Joseph George, Sobaran Sharma, Shi Sum Poon, Yasir Ahmed, Umair Aslam, Pankaj Kumar
Morriston Hospital, Swansea, United Kingdom
BACKGROUND: Minimally invasive cardiac surgery has the potential to reduce peri-operative morbidity not only through smaller incisions but also peri-operative complications and transfusion requirements. We investigated the impact of utilising a partial sternotomy (upper ‘J’-type) for isolated aortic valve replacement against conventional sternotomy in elderly patients and compared the outcomes including blood transfusion requirements.

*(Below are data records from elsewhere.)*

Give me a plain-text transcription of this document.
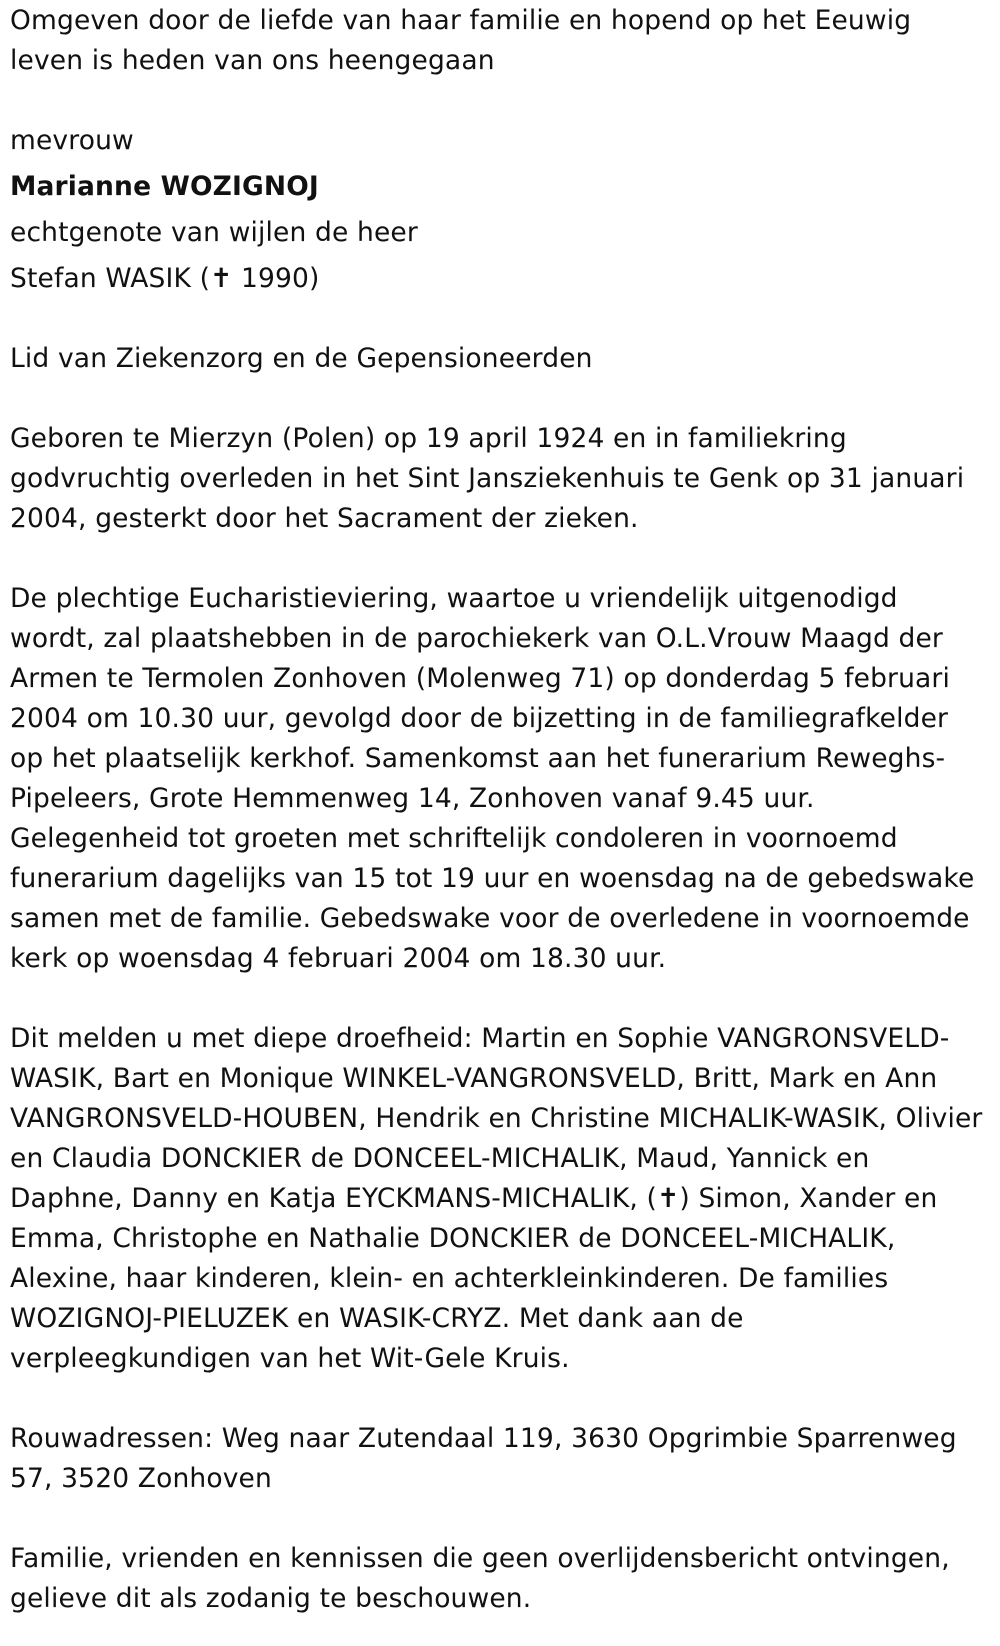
Omgeven door de liefde van haar familie en hopend op het Eeuwig leven is heden van ons heengegaan

mevrouw

Marianne WOZIGNOJ

echtgenote van wijlen de heer

Stefan WASIK (✝ 1990)

Lid van Ziekenzorg en de Gepensioneerden

Geboren te Mierzyn (Polen) op 19 april 1924 en in familiekring godvruchtig overleden in het Sint Jansziekenhuis te Genk op 31 januari 2004, gesterkt door het Sacrament der zieken.

De plechtige Eucharistieviering, waartoe u vriendelijk uitgenodigd wordt, zal plaatshebben in de parochiekerk van O.L.Vrouw Maagd der Armen te Termolen Zonhoven (Molenweg 71) op donderdag 5 februari 2004 om 10.30 uur, gevolgd door de bijzetting in de familiegrafkelder op het plaatselijk kerkhof. Samenkomst aan het funerarium Reweghs-Pipeleers, Grote Hemmenweg 14, Zonhoven vanaf 9.45 uur. Gelegenheid tot groeten met schriftelijk condoleren in voornoemd funerarium dagelijks van 15 tot 19 uur en woensdag na de gebedswake samen met de familie. Gebedswake voor de overledene in voornoemde kerk op woensdag 4 februari 2004 om 18.30 uur.

Dit melden u met diepe droefheid: Martin en Sophie VANGRONSVELD-WASIK, Bart en Monique WINKEL-VANGRONSVELD, Britt, Mark en Ann VANGRONSVELD-HOUBEN, Hendrik en Christine MICHALIK-WASIK, Olivier en Claudia DONCKIER de DONCEEL-MICHALIK, Maud, Yannick en Daphne, Danny en Katja EYCKMANS-MICHALIK, (✝) Simon, Xander en Emma, Christophe en Nathalie DONCKIER de DONCEEL-MICHALIK, Alexine, haar kinderen, klein- en achterkleinkinderen. De families WOZIGNOJ-PIELUZEK en WASIK-CRYZ. Met dank aan de verpleegkundigen van het Wit-Gele Kruis.

Rouwadressen: Weg naar Zutendaal 119, 3630 Opgrimbie Sparrenweg 57, 3520 Zonhoven

Familie, vrienden en kennissen die geen overlijdensbericht ontvingen, gelieve dit als zodanig te beschouwen.
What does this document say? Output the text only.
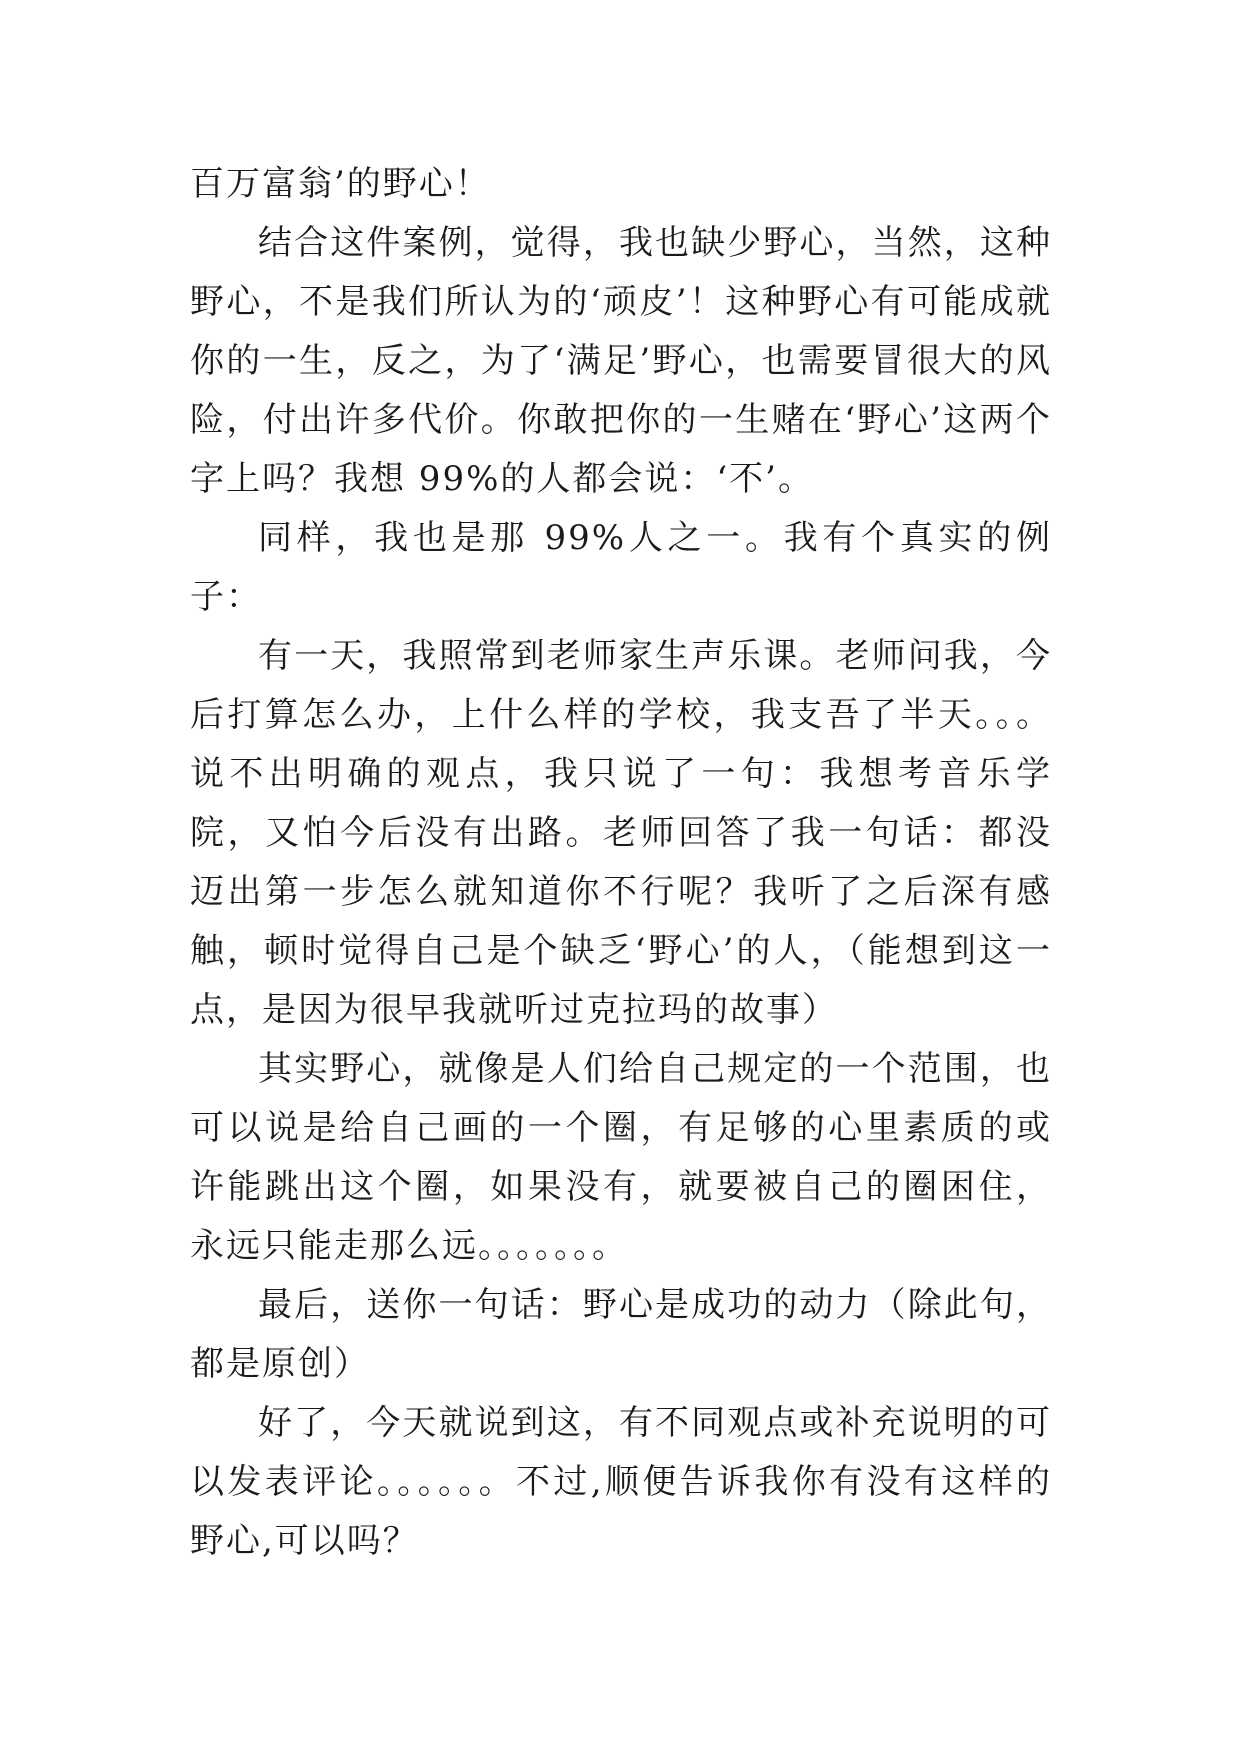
百万富翁’的野心！

结合这件案例，觉得，我也缺少野心，当然，这种野心，不是我们所认为的‘顽皮’！这种野心有可能成就你的一生，反之，为了‘满足’野心，也需要冒很大的风险，付出许多代价。你敢把你的一生赌在‘野心’这两个字上吗？我想 99%的人都会说：‘不’。

同样，我也是那 99%人之一。我有个真实的例子：

有一天，我照常到老师家生声乐课。老师问我，今后打算怎么办，上什么样的学校，我支吾了半天。。。说不出明确的观点，我只说了一句：我想考音乐学院，又怕今后没有出路。老师回答了我一句话：都没迈出第一步怎么就知道你不行呢？我听了之后深有感触，顿时觉得自己是个缺乏‘野心’的人，（能想到这一点，是因为很早我就听过克拉玛的故事）

其实野心，就像是人们给自己规定的一个范围，也可以说是给自己画的一个圈，有足够的心里素质的或许能跳出这个圈，如果没有，就要被自己的圈困住，永远只能走那么远。。。。。。。

最后，送你一句话：野心是成功的动力（除此句，都是原创）

好了，今天就说到这，有不同观点或补充说明的可以发表评论。。。。。。不过,顺便告诉我你有没有这样的野心,可以吗？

METHODS: Operative records of patients aged 70 years and over, undergoing isolated aortic valve replacements were retrieved between 2014 and 2020. We compared patients demographics and peri-operative data between the two groups undergoing conventional sternotomy (group A) and partial sternotomy (group B). Categorical variables were compared using chi-squared test, continuous variables were compared using the Mann-Whitney test, following determination of the non-normal distribution of data.

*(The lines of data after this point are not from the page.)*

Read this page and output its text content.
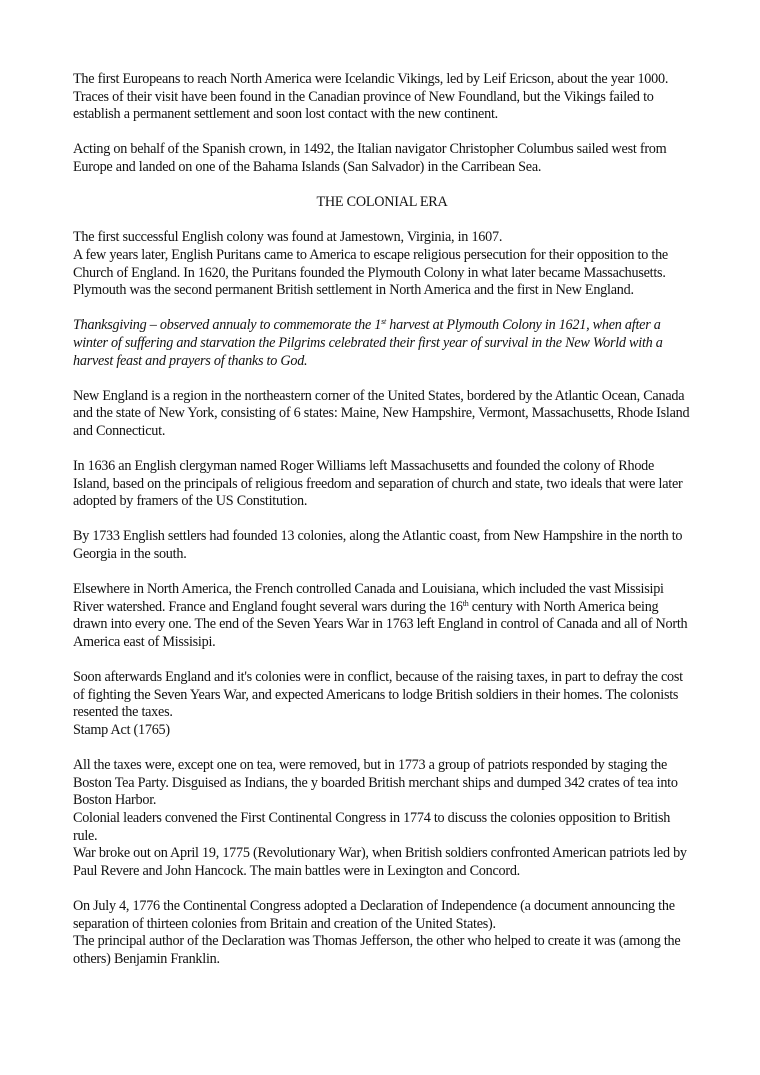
The first Europeans to reach North America were Icelandic Vikings, led by Leif Ericson, about the year 1000. Traces of their visit have been found in the Canadian province of New Foundland, but the Vikings failed to establish a permanent settlement and soon lost contact with the new continent.

Acting on behalf of the Spanish crown, in 1492, the Italian navigator Christopher Columbus sailed west from Europe and landed on one of the Bahama Islands (San Salvador) in the Carribean Sea.

THE COLONIAL ERA

The first successful English colony was found at Jamestown, Virginia, in 1607.

A few years later, English Puritans came to America to escape religious persecution for their opposition to the Church of England. In 1620, the Puritans founded the Plymouth Colony in what later became Massachusetts. Plymouth was the second permanent British settlement in North America and the first in New England.

Thanksgiving – observed annualy to commemorate the 1st harvest at Plymouth Colony in 1621, when after a winter of suffering and starvation the Pilgrims celebrated their first year of survival in the New World with a harvest feast and prayers of thanks to God.

New England is a region in the northeastern corner of the United States, bordered by the Atlantic Ocean, Canada and the state of New York, consisting of 6 states: Maine, New Hampshire, Vermont, Massachusetts, Rhode Island and Connecticut.

In 1636 an English clergyman named Roger Williams left Massachusetts and founded the colony of Rhode Island, based on the principals of religious freedom and separation of church and state, two ideals that were later adopted by framers of the US Constitution.

By 1733 English settlers had founded 13 colonies, along the Atlantic coast, from New Hampshire in the north to Georgia in the south.

Elsewhere in North America, the French controlled Canada and Louisiana, which included the vast Missisipi River watershed. France and England fought several wars during the 16th century with North America being drawn into every one. The end of the Seven Years War in 1763 left England in control of Canada and all of North America east of Missisipi.

Soon afterwards England and it's colonies were in conflict, because of the raising taxes, in part to defray the cost of fighting the Seven Years War, and expected Americans to lodge British soldiers in their homes. The colonists resented the taxes.

Stamp Act (1765)

All the taxes were, except one on tea, were removed, but in 1773 a group of patriots responded by staging the Boston Tea Party. Disguised as Indians, the y boarded British merchant ships and dumped 342 crates of tea into Boston Harbor.
Colonial leaders convened the First Continental Congress in 1774 to discuss the colonies opposition to British rule.

War broke out on April 19, 1775 (Revolutionary War), when British soldiers confronted American patriots led by Paul Revere and John Hancock. The main battles were in Lexington and Concord.

On July 4, 1776 the Continental Congress adopted a Declaration of Independence (a document announcing the separation of thirteen colonies from Britain and creation of the United States).

The principal author of the Declaration was Thomas Jefferson, the other who helped to create it was (among the others) Benjamin Franklin.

RESULTS: 373 patients (Group A) and 97 patients (Group B) underwent isolated aortic valve replacement with conventional and partial sternotomy incisions respectively. There was an increased proportion of comorbidities in Group B as reflected in the significantly greater Euroscore (8.9% vs 10.4%, p<0.05). Cardiopulmonary bypass (99.5 vs 74.4 mins, p<0.0001) and cross-clamp times (81.5 vs 62.7 mins, p<0.0001) were shorter in Group B. There was no difference in in-hospital mortality (1.1% vs 0%, p=0.306). The intensive care utilisation more than 24 hours (49.7% vs 38.3%, p=0.050) was significantly lower in Group B, who interestingly also had a significantly shorter post-operative hospital stay (9.9 vs 8.1 days, p<0.0001). There was a significantly lower usage of packed red cell units in Group B (2.3 vs 1.5 units, p=0.009). CONCLUSIONS: We have demonstrated that minimal access approach aortic valve replacement can provide substantial clinical benefits, in particular the elderly and co-morbid patients, in addition to utilising fewer hospital resources such as post-operative care facilities, length of stay and blood products.